Dr. Nouri says the United States holds the key to better relations. He says if Washington were to lift economic sanctions against Iran and free Iranian assets it would lend great support to those inside Iran advocating dialogue.

Speculation about imminent dialogue was quashed last month when Iran's supreme leader, Ayatollah Ali Khamenei, said negotiations with the United States would not be in the best interests of Iran.

Ali Rasheedi, an economist and political activist, says the dispute in Iran over dialogue with the United States is all part of the power struggle taking place in the country. "The right-wingers say if they give in," he says, "then very soon their base of power will be shattered. And, as a result, they want to stick to the old points as long as possible. But, at the same time, this is against the interests of the people, and in my view if you are a rationalist and nationalist, you will immediately (realize) that you have to move toward some kind of reconciliation with the United States."

Mr. Rasheedi also says Iran's poor relationship with the United States is hindering it from developing closer ties with European and Asian nations, as well as with groups such as the World Trade Organization.

But even the advocates of rapprochement with the United States acknowledge that it will not be easy. Each side has grievances to be addressed.

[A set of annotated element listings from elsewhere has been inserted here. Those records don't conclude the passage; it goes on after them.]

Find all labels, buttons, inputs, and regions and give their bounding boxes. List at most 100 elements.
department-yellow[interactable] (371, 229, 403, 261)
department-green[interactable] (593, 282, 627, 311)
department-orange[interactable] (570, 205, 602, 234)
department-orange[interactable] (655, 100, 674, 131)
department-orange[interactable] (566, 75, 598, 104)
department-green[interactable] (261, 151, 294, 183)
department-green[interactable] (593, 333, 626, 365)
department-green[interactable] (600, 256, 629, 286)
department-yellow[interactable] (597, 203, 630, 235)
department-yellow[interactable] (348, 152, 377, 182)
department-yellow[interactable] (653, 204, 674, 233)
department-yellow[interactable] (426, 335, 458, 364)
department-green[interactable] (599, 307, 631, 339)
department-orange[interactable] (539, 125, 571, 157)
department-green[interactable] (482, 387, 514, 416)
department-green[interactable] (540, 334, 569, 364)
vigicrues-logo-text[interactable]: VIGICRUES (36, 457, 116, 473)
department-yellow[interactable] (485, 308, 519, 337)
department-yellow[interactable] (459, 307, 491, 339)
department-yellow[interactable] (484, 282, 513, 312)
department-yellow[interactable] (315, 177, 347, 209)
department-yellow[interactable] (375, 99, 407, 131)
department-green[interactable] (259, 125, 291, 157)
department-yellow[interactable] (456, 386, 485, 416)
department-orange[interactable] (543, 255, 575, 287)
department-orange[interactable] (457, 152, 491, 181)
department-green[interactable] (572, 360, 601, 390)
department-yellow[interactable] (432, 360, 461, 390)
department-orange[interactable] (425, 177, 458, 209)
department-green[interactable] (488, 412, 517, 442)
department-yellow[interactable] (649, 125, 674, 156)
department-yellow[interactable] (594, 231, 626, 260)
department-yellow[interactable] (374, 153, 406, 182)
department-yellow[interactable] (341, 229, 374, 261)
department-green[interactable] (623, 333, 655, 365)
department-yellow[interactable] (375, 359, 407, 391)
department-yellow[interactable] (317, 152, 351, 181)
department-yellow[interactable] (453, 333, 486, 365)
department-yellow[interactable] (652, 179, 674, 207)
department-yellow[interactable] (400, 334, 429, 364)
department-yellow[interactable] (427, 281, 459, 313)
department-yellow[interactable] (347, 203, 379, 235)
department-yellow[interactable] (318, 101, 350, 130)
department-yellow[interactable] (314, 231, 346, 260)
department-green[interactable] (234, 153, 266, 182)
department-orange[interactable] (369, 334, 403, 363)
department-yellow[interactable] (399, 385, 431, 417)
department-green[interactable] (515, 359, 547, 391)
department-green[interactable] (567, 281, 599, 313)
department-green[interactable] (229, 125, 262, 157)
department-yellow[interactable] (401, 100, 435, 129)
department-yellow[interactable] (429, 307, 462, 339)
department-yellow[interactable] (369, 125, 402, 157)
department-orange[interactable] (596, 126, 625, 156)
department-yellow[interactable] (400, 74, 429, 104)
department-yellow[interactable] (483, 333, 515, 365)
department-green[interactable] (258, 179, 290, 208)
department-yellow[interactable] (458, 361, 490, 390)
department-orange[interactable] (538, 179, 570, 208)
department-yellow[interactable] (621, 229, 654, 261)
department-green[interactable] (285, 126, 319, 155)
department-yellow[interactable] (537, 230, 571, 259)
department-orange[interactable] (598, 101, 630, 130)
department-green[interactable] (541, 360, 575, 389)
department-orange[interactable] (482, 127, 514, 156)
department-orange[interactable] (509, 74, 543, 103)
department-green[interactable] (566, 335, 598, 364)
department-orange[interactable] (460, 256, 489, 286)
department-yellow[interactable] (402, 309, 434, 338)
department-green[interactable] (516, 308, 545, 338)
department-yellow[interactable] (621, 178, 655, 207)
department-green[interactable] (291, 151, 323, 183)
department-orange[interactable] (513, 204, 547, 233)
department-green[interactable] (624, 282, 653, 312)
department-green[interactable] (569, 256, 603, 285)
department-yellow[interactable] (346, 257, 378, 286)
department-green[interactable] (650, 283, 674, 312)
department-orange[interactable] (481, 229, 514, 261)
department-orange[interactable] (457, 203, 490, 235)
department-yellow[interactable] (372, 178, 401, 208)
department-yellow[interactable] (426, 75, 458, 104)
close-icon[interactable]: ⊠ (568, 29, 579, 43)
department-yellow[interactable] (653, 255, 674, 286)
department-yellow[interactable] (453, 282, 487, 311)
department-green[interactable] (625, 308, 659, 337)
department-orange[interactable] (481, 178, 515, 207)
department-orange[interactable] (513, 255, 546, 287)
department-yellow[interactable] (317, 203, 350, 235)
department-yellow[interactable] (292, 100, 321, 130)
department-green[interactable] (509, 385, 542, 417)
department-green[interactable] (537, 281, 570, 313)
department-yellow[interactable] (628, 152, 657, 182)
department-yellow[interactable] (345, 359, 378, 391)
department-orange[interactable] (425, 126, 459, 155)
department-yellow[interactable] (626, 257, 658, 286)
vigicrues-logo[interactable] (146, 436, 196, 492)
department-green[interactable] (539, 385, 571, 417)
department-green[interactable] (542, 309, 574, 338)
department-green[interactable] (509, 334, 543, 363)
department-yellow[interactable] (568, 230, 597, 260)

Taher Hashemi, a cleric and managing editor of the conservative newspaper Entekhab, says Iranians remain wary of U.S. intentions because of the role America has played in Iranian affairs in the past. He says Iranians remember U.S. support for the coup that brought down the democratically elected government of Prime Minister Mohammed Mossadeq in 1953. He says they also remember America's support for the autocratic government of Shah Mohammed Reza Pahlavi, who was ousted by the Islamic Revolution in 1979. In addition, they accuse the United States of providing intelligence information to Iraq during the eight-year Iran-Iraq war.

Taher Hashemi says Iranians have come to the conclusion that the U.S. government did not want to understand Iran, but simply control it. Any future relationship, he says, must be based on mutual respect.

The United States also has grievances that it believes Iran must respect. Americans remember the takeover of the U.S. embassy in Tehran by radical Islamic students 22 years ago, and they remember that more than 50 American diplomats were held hostage for more than a year as a result of the takeover.

More recently, Washington has accused Tehran of seeking to acquire weapons of mass destruction and trying to develop nuclear capability. It also accuses Tehran of supporting terrorist groups such as Hezbollah and Islamic Jihad, both of which continue to attack Israeli targets.

Mahmood Sariolghalam, a political analyst at Tehran's National University, agrees mutual grievances make normalization of relations difficult. But he says the main stumbling block toward better U.S.-Iranian relations is the Israeli-Palestinian issue. "The question of weapons of mass destruction, the nuclear issue - those are important exactly because of the American approach toward Israel," he says. "Otherwise, Pakistan is also a nuclear power and Turkey has weapons of mass destruction. Why Iran is singled [out] is because Iran is not a member of any political club. So, Iran's sovereignty is problematic for a superpower like the United States."

But Professor Sariolghalam says the United States and Iran have many mutual concerns and interests among them Afghanistan, the Caspian Sea Basin and its oil potential, and Saddam Hussein's Iraq. He believes the relationship between the two countries will improve over time. "It is moving in the right direction," he says. "The large Iranian-American community is a very important factor. The fact that Iran is moving from an ideological status to a status where economic growth, education, and civil society are becoming more important than foreign policy adventurism."

Professor Sariolghalam says he is optimistic that within the next five to 10 years the two nations will begin to cooperate. But he says if that is going to happen, each side must work to overcome the distorted view each has of the other.